Despite a misprint on the back cover that suggests the 4K release is Dolby TrueHD 7.1 compatible, the disc only offers two English options. But what a pair they are. First is a DTS-HD Master Audio 5.1 surround track identical to the one featured on the standard BD release. That might be good enough on its own, were it not for the second. The true star of the show is a ground-pounding, zombie-blasting Dolby Atmos mix sure to give you all the thrills and chills. Dialogue is clean, clear and spatially exact, and the environments roar to life thanks to slick directionality and convincing sonic details that creep in from all sides. (Or burst in, as the attempted scares dictate.) Chattier scenes are still flat by comparison -- there's not a whole lot to be accomplished when heroes are exposition dumping or villains are monologuing -- but give it two minutes and the next firefight or monster attack will make you forget there were ever any lulls.
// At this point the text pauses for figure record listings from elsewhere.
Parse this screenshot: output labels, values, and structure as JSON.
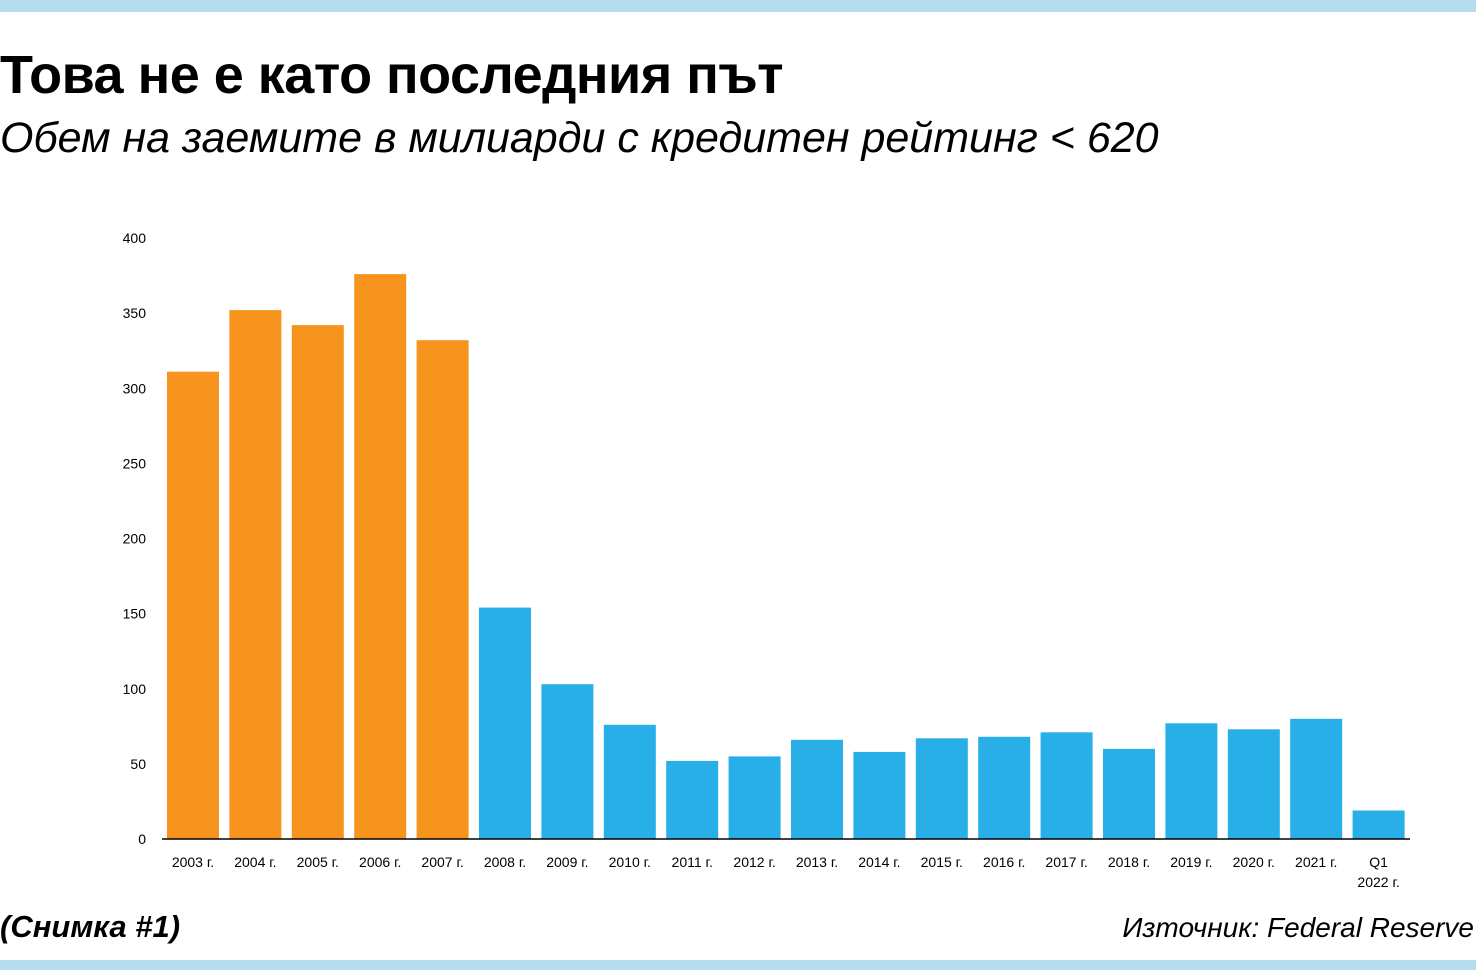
{
  "title": "Това не е като последния път",
  "subtitle": "Обем на заемите в милиарди с кредитен рейтинг < 620",
  "caption": "(Снимка #1)",
  "source": "Източник: Federal Reserve",
  "colors": {
    "rule": "#b5dced",
    "pre_2008": "#f7941d",
    "post_2008": "#29afe8",
    "axis": "#000000"
  },
  "chart_data": {
    "type": "bar",
    "title": "Това не е като последния път",
    "subtitle": "Обем на заемите в милиарди с кредитен рейтинг < 620",
    "xlabel": "",
    "ylabel": "",
    "ylim": [
      0,
      400
    ],
    "yticks": [
      0,
      50,
      100,
      150,
      200,
      250,
      300,
      350,
      400
    ],
    "grid": false,
    "categories": [
      "2003 г.",
      "2004 г.",
      "2005 г.",
      "2006 г.",
      "2007 г.",
      "2008 г.",
      "2009 г.",
      "2010 г.",
      "2011 г.",
      "2012 г.",
      "2013 г.",
      "2014 г.",
      "2015 г.",
      "2016 г.",
      "2017 г.",
      "2018 г.",
      "2019 г.",
      "2020 г.",
      "2021 г.",
      "Q1 2022 г."
    ],
    "category_lines": [
      [
        "2003 г."
      ],
      [
        "2004 г."
      ],
      [
        "2005 г."
      ],
      [
        "2006 г."
      ],
      [
        "2007 г."
      ],
      [
        "2008 г."
      ],
      [
        "2009 г."
      ],
      [
        "2010 г."
      ],
      [
        "2011 г."
      ],
      [
        "2012 г."
      ],
      [
        "2013 г."
      ],
      [
        "2014 г."
      ],
      [
        "2015 г."
      ],
      [
        "2016 г."
      ],
      [
        "2017 г."
      ],
      [
        "2018 г."
      ],
      [
        "2019 г."
      ],
      [
        "2020 г."
      ],
      [
        "2021 г."
      ],
      [
        "Q1",
        "2022 г."
      ]
    ],
    "values": [
      311,
      352,
      342,
      376,
      332,
      154,
      103,
      76,
      52,
      55,
      66,
      58,
      67,
      68,
      71,
      60,
      77,
      73,
      80,
      19
    ],
    "bar_colors": [
      "#f7941d",
      "#f7941d",
      "#f7941d",
      "#f7941d",
      "#f7941d",
      "#29afe8",
      "#29afe8",
      "#29afe8",
      "#29afe8",
      "#29afe8",
      "#29afe8",
      "#29afe8",
      "#29afe8",
      "#29afe8",
      "#29afe8",
      "#29afe8",
      "#29afe8",
      "#29afe8",
      "#29afe8",
      "#29afe8"
    ]
  }
}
Like the 5.1 lossless mix, the Atmos soundfield is immersive, yet it does what every good Atmos track does: takes it all a step farther, going beyond a series of convincing pans and soundscape nuances to create a more absorbing experience, one that draws you into every prison cell, sewer tunnel and collapsing warehouse rendered on screen. Videogamey? Sure. It's certainly as over the top as the action it accompanies. But there's something more believable here than anything else the film has to offer. Moreover, a welcome boost in low-end weight and heft, as well as the silky smoothness with which effects glide across the soundfield, enhances every encounter. The subwoofer gets quite the workout, particularly in the final battle with Ugly Face McGee; a showdown that exhibits a bit more theater-quaking thooms with every enormous footfall and tentacle swipe than its 5.1 counterpart. All in all, there's enough firepower and explosive heft here to keep the experience lively and electrifying. It's easily as engaging as one of the PS5 series' audio experiences, which is one area that the gaminess of the production really pays off.
Steelbook collectors will be more than pleased with the cover of this exclusive, which is (to my eye) far better than the unappealing, cluttered
coverart of the standard BD release. Special features include:
While the 4K Steelbook release edges out its 2K Blu-ray counterpart, it's really only due to the slight upgrade of decidedly more attractive cover art. The video and audio presentations are largely indistinguishable from one another and, of course, the movie itself is as middle-of- the-road fine as they come. Resident Evil diehards will find plenty to enjoy while the rest of us will be left with little more than a desire to play a videogame rather than watch one.